We say two quantities $a$ and $b$, where $a>b$, are in the golden ratio, if

$$\frac{a}{b}=\frac{a+b}{a}.$$

In this section, we will try to evaluate the numerical value of the golden number or the golden ratio. We know that two quantities $a$ and $b$, where $a>b$, are in the golden ratio, if

$$\phi=\frac{a}{b}=\frac{a+b}{a}.$$

Then, we have

$$\begin{aligned} \phi=\frac{a}{b} & =\frac{a+b}{a} \\ & =1+\frac{b}{a} \\ & =1+\frac{1}{\phi} \qquad \left(\text{since } \frac{a}{b}=\phi\right) \\ \Rightarrow \phi &=\frac{\phi+1}{\phi} \\ \Rightarrow \phi^2-\phi -1 &= 0. \end{aligned}$$

The last equation, being a quadratic equation, has its roots given by the quadratic formula as

$$\begin{aligned} \phi & =\frac{1\pm\sqrt{(-1)^2-4\cdot(-1)\cdot1}}{2} \\ & = \frac{1\pm\sqrt{5}}{2}. \end{aligned}$$

But since the ratio is always positive,

$$\phi=\frac{\sqrt5+1}{2}\approx 1.61803.$$

The golden ratio can be expressed as a beautiful infinite continued fraction:

$$\displaystyle \phi = 1+ \cfrac{1}{1+\cfrac{1}{1+\cfrac{1}{\ddots}}}$$

The golden ratio, or simply the golden number, is a very special number and can be found in some very beautiful nested functions. Some of them are discussed below.
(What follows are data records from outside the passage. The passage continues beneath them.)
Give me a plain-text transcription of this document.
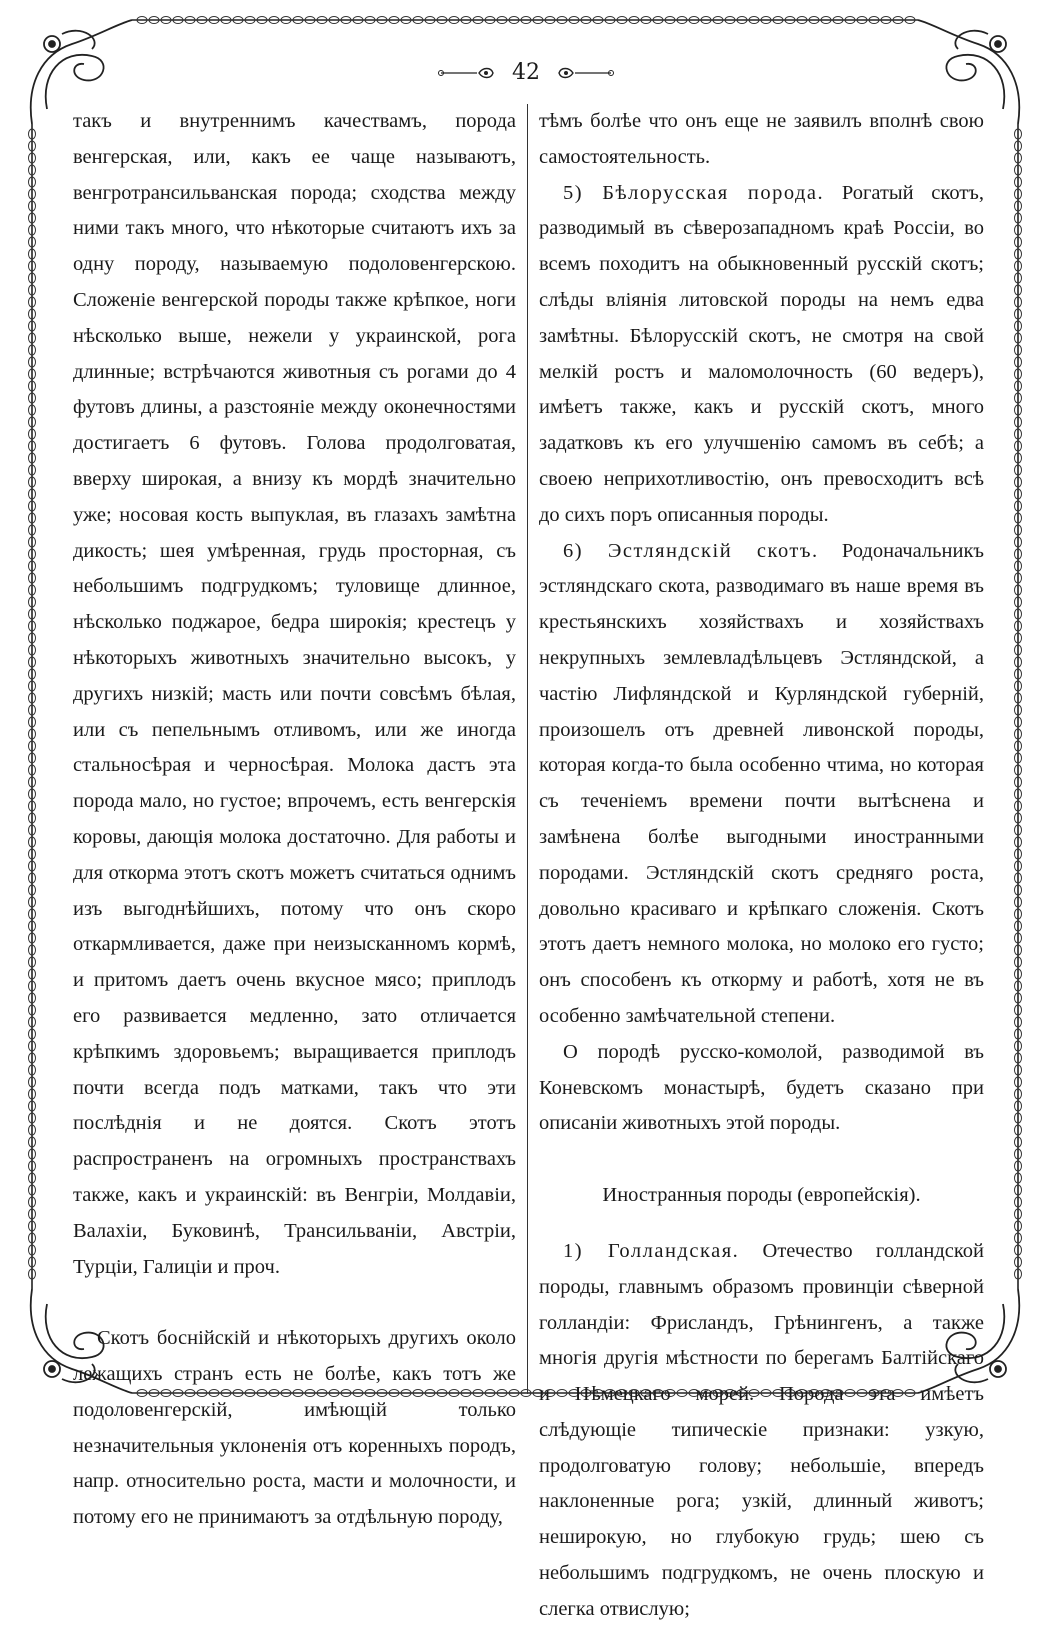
42

такъ и внутреннимъ качествамъ, порода венгерская, или, какъ ее чаще называютъ, венгротрансильванская порода; сходства между ними такъ много, что нѣкоторые считаютъ ихъ за одну породу, называемую подоловенгерскою. Сложеніе венгерской породы также крѣпкое, ноги нѣсколько выше, нежели у украинской, рога длинные; встрѣчаются животныя съ рогами до 4 футовъ длины, а разстояніе между оконечностями достигаетъ 6 футовъ. Голова продолговатая, вверху широкая, а внизу къ мордѣ значительно уже; носовая кость выпуклая, въ глазахъ замѣтна дикость; шея умѣренная, грудь просторная, съ небольшимъ подгрудкомъ; туловище длинное, нѣсколько поджарое, бедра широкія; крестецъ у нѣкоторыхъ животныхъ значительно высокъ, у другихъ низкій; масть или почти совсѣмъ бѣлая, или съ пепельнымъ отливомъ, или же иногда стальносѣрая и черносѣрая. Молока дастъ эта порода мало, но густое; впрочемъ, есть венгерскія коровы, дающія молока достаточно. Для работы и для откорма этотъ скотъ можетъ считаться однимъ изъ выгоднѣйшихъ, потому что онъ скоро откармливается, даже при неизысканномъ кормѣ, и притомъ даетъ очень вкусное мясо; приплодъ его развивается медленно, зато отличается крѣпкимъ здоровьемъ; выращивается приплодъ почти всегда подъ матками, такъ что эти послѣднія и не доятся. Скотъ этотъ распространенъ на огромныхъ пространствахъ также, какъ и украинскій: въ Венгріи, Молдавіи, Валахіи, Буковинѣ, Трансильваніи, Австріи, Турціи, Галиціи и проч.

Скотъ боснійскій и нѣкоторыхъ другихъ около лежащихъ странъ есть не болѣе, какъ тотъ же подоловенгерскій, имѣющій только незначительныя уклоненія отъ коренныхъ породъ, напр. относительно роста, масти и молочности, и потому его не принимаютъ за отдѣльную породу,

тѣмъ болѣе что онъ еще не заявилъ вполнѣ свою самостоятельность.

5) Бѣлорусская порода. Рогатый скотъ, разводимый въ сѣверозападномъ краѣ Россіи, во всемъ походитъ на обыкновенный русскій скотъ; слѣды вліянія литовской породы на немъ едва замѣтны. Бѣлорусскій скотъ, не смотря на свой мелкій ростъ и маломолочность (60 ведеръ), имѣетъ также, какъ и русскій скотъ, много задатковъ къ его улучшенію самомъ въ себѣ; а своею неприхотливостію, онъ превосходитъ всѣ до сихъ поръ описанныя породы.

6) Эстляндскій скотъ. Родоначальникъ эстляндскаго скота, разводимаго въ наше время въ крестьянскихъ хозяйствахъ и хозяйствахъ некрупныхъ землевладѣльцевъ Эстляндской, а частію Лифляндской и Курляндской губерній, произошелъ отъ древней ливонской породы, которая когда-то была особенно чтима, но которая съ теченіемъ времени почти вытѣснена и замѣнена болѣе выгодными иностранными породами. Эстляндскій скотъ средняго роста, довольно красиваго и крѣпкаго сложенія. Скотъ этотъ даетъ немного молока, но молоко его густо; онъ способенъ къ откорму и работѣ, хотя не въ особенно замѣчательной степени.

О породѣ русско-комолой, разводимой въ Коневскомъ монастырѣ, будетъ сказано при описаніи животныхъ этой породы.

Иностранныя породы (европейскія).

1) Голландская. Отечество голландской породы, главнымъ образомъ провинціи сѣверной голландіи: Фрисландъ, Грѣнингенъ, а также многія другія мѣстности по берегамъ Балтійскаго и Нѣмецкаго морей. Порода эта имѣетъ слѣдующіе типическіе признаки: узкую, продолговатую голову; небольшіе, впередъ наклоненные рога; узкій, длинный животъ; неширокую, но глубокую грудь; шею съ небольшимъ подгрудкомъ, не очень плоскую и слегка отвислую;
$$\phi=\sqrt{1+\sqrt{1+\sqrt{1+\cdots}}}$$

Let

$$\sqrt{1+\sqrt{1+\sqrt{1+\cdots}}} =x.$$

Then

$$\begin{aligned} \sqrt{1+x} &= x \\ 1+x &=x^2 \\ x^2-x-1 &= 0. \end{aligned}$$

Note that this is the equation which has roots $\frac{1\pm\sqrt{5}}{2}$. But since the radical is positive,

$$x=\frac{\sqrt{5}+1}{2}=\phi. \ _\square$$

$$\phi = \sqrt{2+\sqrt{2-\sqrt{2+\sqrt{2-\sqrt{2+ \cdots }}}}}$$

Let $x=\sqrt{a-\sqrt{a+\sqrt{a-\sqrt{a+\cdots}}}}$ and $y=\sqrt{a+\sqrt{a-\sqrt{a+\sqrt{a-\sqrt{a+\cdots}}}}},$ then

$$\begin{aligned} x^2&=a-y &\qquad (1)\\ y^2&=a+x. &\qquad (2) \end{aligned}$$

Eliminating $a$ from (1) and (2), we get $x=y-1$. Now, putting this in (1) gives

$$y^2-y+(1-a)=0 \implies y=\frac{1+\sqrt{4a-3}}{2}.$$

Now, putting $a$ = 2, we get the given nested radical. $_\square$